Un positionnement contrasté par rapport à Lunéville

Par rapport à l’ensemble de Lunéville, le quartier présente une proportion légèrement supérieure de logements classés F ou G : 7,0 % contre 6,4 %. Pourtant, sa consommation médiane est plus basse, à 160 kWh/m²/an contre 170 kWh/m²/an dans la ville. Ces deux constats ne se contredisent pas : la médiane renseigne sur le centre de la distribution, tandis que la part des classes F et G décrit une catégorie particulière de logements. Il serait donc réducteur de qualifier tout le quartier de plus ou moins performant à partir d’un seul indicateur. Les données fournies ne donnent pas la répartition complète des étiquettes de Lunéville, ce qui limite également la comparaison détaillée entre les catégories locales et municipales.

Le coût énergétique annuel médian estimé atteint 1 247 € dans le quartier, contre 1 158 € à Lunéville, alors que la consommation médiane par mètre carré y est inférieure. La surface médiane est aussi plus élevée : 75 m² localement, contre 69 m² pour la ville. Ces indicateurs doivent être lus ensemble, sans prétendre que la seule surface explique l’écart de coût. Les médianes ne correspondent pas nécessairement au même logement et les données ne détaillent pas les facteurs de dépense. Autre différence notable, le bâti d’avant 1948 est moins représenté dans le quartier : 30,5 % contre 40,5 % à Lunéville. Le caractère ancien du secteur est donc réel dans l’échantillon, mais moins marqué que dans l’ensemble municipal.

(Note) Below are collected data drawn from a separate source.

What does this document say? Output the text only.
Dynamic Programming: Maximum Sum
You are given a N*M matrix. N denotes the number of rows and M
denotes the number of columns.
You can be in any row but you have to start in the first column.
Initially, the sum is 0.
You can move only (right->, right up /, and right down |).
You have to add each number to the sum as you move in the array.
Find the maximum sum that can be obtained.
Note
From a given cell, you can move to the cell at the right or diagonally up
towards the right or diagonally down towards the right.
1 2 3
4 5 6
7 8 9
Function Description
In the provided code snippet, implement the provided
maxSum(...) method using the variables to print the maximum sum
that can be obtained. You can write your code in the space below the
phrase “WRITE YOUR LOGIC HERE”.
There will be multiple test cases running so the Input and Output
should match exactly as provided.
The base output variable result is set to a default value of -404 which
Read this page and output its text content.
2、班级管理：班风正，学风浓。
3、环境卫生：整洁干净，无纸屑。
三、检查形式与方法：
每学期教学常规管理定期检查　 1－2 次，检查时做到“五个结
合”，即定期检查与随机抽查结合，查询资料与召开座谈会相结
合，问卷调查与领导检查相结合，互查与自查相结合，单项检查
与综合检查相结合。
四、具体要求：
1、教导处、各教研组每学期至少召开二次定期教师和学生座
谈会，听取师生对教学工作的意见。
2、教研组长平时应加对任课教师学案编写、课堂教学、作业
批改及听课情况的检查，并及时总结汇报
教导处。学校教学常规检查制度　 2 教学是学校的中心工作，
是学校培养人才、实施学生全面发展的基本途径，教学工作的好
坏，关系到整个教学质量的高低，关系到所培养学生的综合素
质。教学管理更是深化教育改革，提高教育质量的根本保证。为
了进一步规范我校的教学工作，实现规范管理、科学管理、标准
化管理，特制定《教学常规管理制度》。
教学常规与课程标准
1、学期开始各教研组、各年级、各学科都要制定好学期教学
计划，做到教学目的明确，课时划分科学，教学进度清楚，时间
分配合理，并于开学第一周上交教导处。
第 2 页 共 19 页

Vendre ou louer : partir du DPE du logement

Pour vendre à Lunéville Nord-Nord-Ouest Saint-Léopold, ces résultats servent avant tout à situer le logement dans son environnement. Les 271 diagnostics classés C et les 192 classés D donnent des repères locaux, mais ne permettent pas de déduire une valeur de vente ou une réaction des acquéreurs. La présentation du bien gagne à distinguer clairement son étiquette, sa consommation estimée, sa surface et son coût énergétique estimé. Un logement classé F ou G doit être examiné à partir de son dossier propre, sans tirer de conclusion technique de la seule présence de 42 passoires dans le quartier. Les statistiques disponibles ne permettent ni de chiffrer des travaux ni de prévoir le classement obtenu après une éventuelle rénovation.

Pour louer, le coût annuel médian estimé de 1 247 € constitue un repère de quartier, et non le budget énergétique à annoncer pour chaque logement. Le candidat locataire doit pouvoir distinguer ce chiffre collectif de l’estimation figurant dans le DPE du bien concerné. De même, une consommation médiane de 160 kWh/m²/an ne préjuge pas de celle d’un appartement ou d’une maison en particulier. Pour le propriétaire, la démarche consiste à examiner les informations du diagnostic individuel et à vérifier les exigences applicables à son projet. Les seules statistiques fournies ne permettent pas de conclure à la possibilité juridique de louer un logement donné. Elles éclairent le contexte local, sans remplacer l’analyse du bien et de sa situation.

Questions fréquentes

Le quartier compte-t-il surtout des maisons ou des appartements ?

Les appartements sont majoritaires dans l’échantillon analysé, les maisons individuelles représentant 41,3 % des logements diagnostiqués. Le bâti est également marqué par l’ancienneté : 57,2 % des diagnostics concernent des constructions antérieures à 1975. Ces proportions décrivent les 596 DPE géolocalisés, pas nécessairement l’intégralité du parc du quartier.

Le quartier est-il plus énergivore que l’ensemble de Lunéville ?

La réponse dépend de l’indicateur. La consommation médiane est inférieure, à 160 kWh/m²/an contre 170 à Lunéville. En revanche, la part des étiquettes F et G est légèrement supérieure : 7,0 % contre 6,4 %. Le coût annuel médian estimé est aussi plus élevé, à 1 247 € contre 1 158 €.

Quel chiffre utiliser pour préparer une vente ou une location ?

Il faut privilégier les données du DPE du logement. Les 75 m² de surface médiane et les 1 247 € de coût énergétique annuel médian estimé donnent seulement un contexte local. Ils ne permettent de déterminer ni la consommation d’un bien précis, ni sa valeur, ni sa situation au regard des exigences de location.